While this is certainly one way to inspect it, it’s not very useful. There’s far too much information to get much out of it, and information you may need to know is absent.
Consider the following:
tibble [53,940 × 10] (S3: tbl_df/tbl/data.frame)
$ carat : num [1:53940] 0.23 0.21 0.23 0.29 0.31 0.24 0.24 0.26 0.22 0.23 ...
$ cut : Ord.factor w/ 5 levels "Fair"<"Good"<..: 5 4 2 4 2 3 3 3 1 3 ...
$ color : Ord.factor w/ 7 levels "D"<"E"<"F"<"G"<..: 2 2 2 6 7 7 6 5 2 5 ...
$ clarity: Ord.factor w/ 8 levels "I1"<"SI2"<"SI1"<..: 2 3 5 4 2 6 7 3 4 5 ...
$ depth : num [1:53940] 61.5 59.8 56.9 62.4 63.3 62.8 62.3 61.9 65.1 59.4 ...
$ table : num [1:53940] 55 61 65 58 58 57 57 55 61 61 ...
$ price : int [1:53940] 326 326 327 334 335 336 336 337 337 338 ...
$ x : num [1:53940] 3.95 3.89 4.05 4.2 4.34 3.94 3.95 4.07 3.87 4 ...
$ y : num [1:53940] 3.98 3.84 4.07 4.23 4.35 3.96 3.98 4.11 3.78 4.05 ...
$ z : num [1:53940] 2.43 2.31 2.31 2.63 2.75 2.48 2.47 2.53 2.49 2.39 ...
Rows: 53,940
Columns: 10
$ carat <dbl> 0.23, 0.21, 0.23, 0.29, 0.31, 0.24, 0.24, 0.26, 0.22, 0.23, 0.30, 0.23, 0.22, 0.31, 0.20, 0.32, 0.30, 0.30, 0.30, 0.30, 0.30, 0.23, 0.23, 0.31, 0.31, 0.23, 0.24, 0.30, 0.23, 0.23, 0.23, 0.23, 0.23, 0.2…
$ cut <ord> Ideal, Premium, Good, Premium, Good, Very Good, Very Good, Very Good, Fair, Very Good, Good, Ideal, Premium, Ideal, Premium, Premium, Ideal, Good, Good, Very Good, Good, Very Good, Very Good, Very Good…
$ color <ord> E, E, E, I, J, J, I, H, E, H, J, J, F, J, E, E, I, J, J, J, I, E, H, J, J, G, I, J, D, F, F, F, E, E, D, F, E, H, D, I, I, J, D, D, H, F, H, H, E, H, F, G, I, E, D, I, J, I, I, I, I, D, D, D, I, G, I, …

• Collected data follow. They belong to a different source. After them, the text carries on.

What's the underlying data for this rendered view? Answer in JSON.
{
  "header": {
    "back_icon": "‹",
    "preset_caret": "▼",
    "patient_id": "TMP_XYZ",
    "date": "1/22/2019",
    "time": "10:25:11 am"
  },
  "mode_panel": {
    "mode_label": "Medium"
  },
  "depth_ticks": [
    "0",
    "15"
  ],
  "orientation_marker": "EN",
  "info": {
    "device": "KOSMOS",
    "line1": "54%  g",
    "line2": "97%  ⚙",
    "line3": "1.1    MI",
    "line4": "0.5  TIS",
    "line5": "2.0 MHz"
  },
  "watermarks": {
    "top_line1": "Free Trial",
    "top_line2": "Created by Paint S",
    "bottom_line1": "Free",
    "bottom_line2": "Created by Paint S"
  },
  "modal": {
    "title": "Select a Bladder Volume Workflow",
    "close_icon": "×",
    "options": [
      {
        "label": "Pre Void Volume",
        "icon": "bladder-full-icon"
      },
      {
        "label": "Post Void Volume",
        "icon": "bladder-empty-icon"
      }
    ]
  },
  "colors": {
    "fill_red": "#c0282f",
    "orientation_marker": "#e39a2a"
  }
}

$ clarity <ord> SI2, SI1, VS1, VS2, SI2, VVS2, VVS1, SI1, VS2, VS1, SI1, VS1, SI1, SI2, SI2, I1, SI2, SI1, SI1, SI1, SI2, VS2, VS1, SI1, SI1, VVS2, VS1, VS2, VS2, VS1, VS1, VS1, VS1, VS1, VS1, VS1, VS1, SI1, VS2, SI2,…
$ depth <dbl> 61.5, 59.8, 56.9, 62.4, 63.3, 62.8, 62.3, 61.9, 65.1, 59.4, 64.0, 62.8, 60.4, 62.2, 60.2, 60.9, 62.0, 63.4, 63.8, 62.7, 63.3, 63.8, 61.0, 59.4, 58.1, 60.4, 62.5, 62.2, 60.5, 60.9, 60.0, 59.8, 60.7, 59.…
$ table <dbl> 55.0, 61.0, 65.0, 58.0, 58.0, 57.0, 57.0, 55.0, 61.0, 61.0, 55.0, 56.0, 61.0, 54.0, 62.0, 58.0, 54.0, 54.0, 56.0, 59.0, 56.0, 55.0, 57.0, 62.0, 62.0, 58.0, 57.0, 57.0, 61.0, 57.0, 57.0, 57.0, 59.0, 58.…
$ price <int> 326, 326, 327, 334, 335, 336, 336, 337, 337, 338, 339, 340, 342, 344, 345, 345, 348, 351, 351, 351, 351, 352, 353, 353, 353, 354, 355, 357, 357, 357, 402, 402, 402, 402, 402, 402, 402, 402, 403, 403, 4…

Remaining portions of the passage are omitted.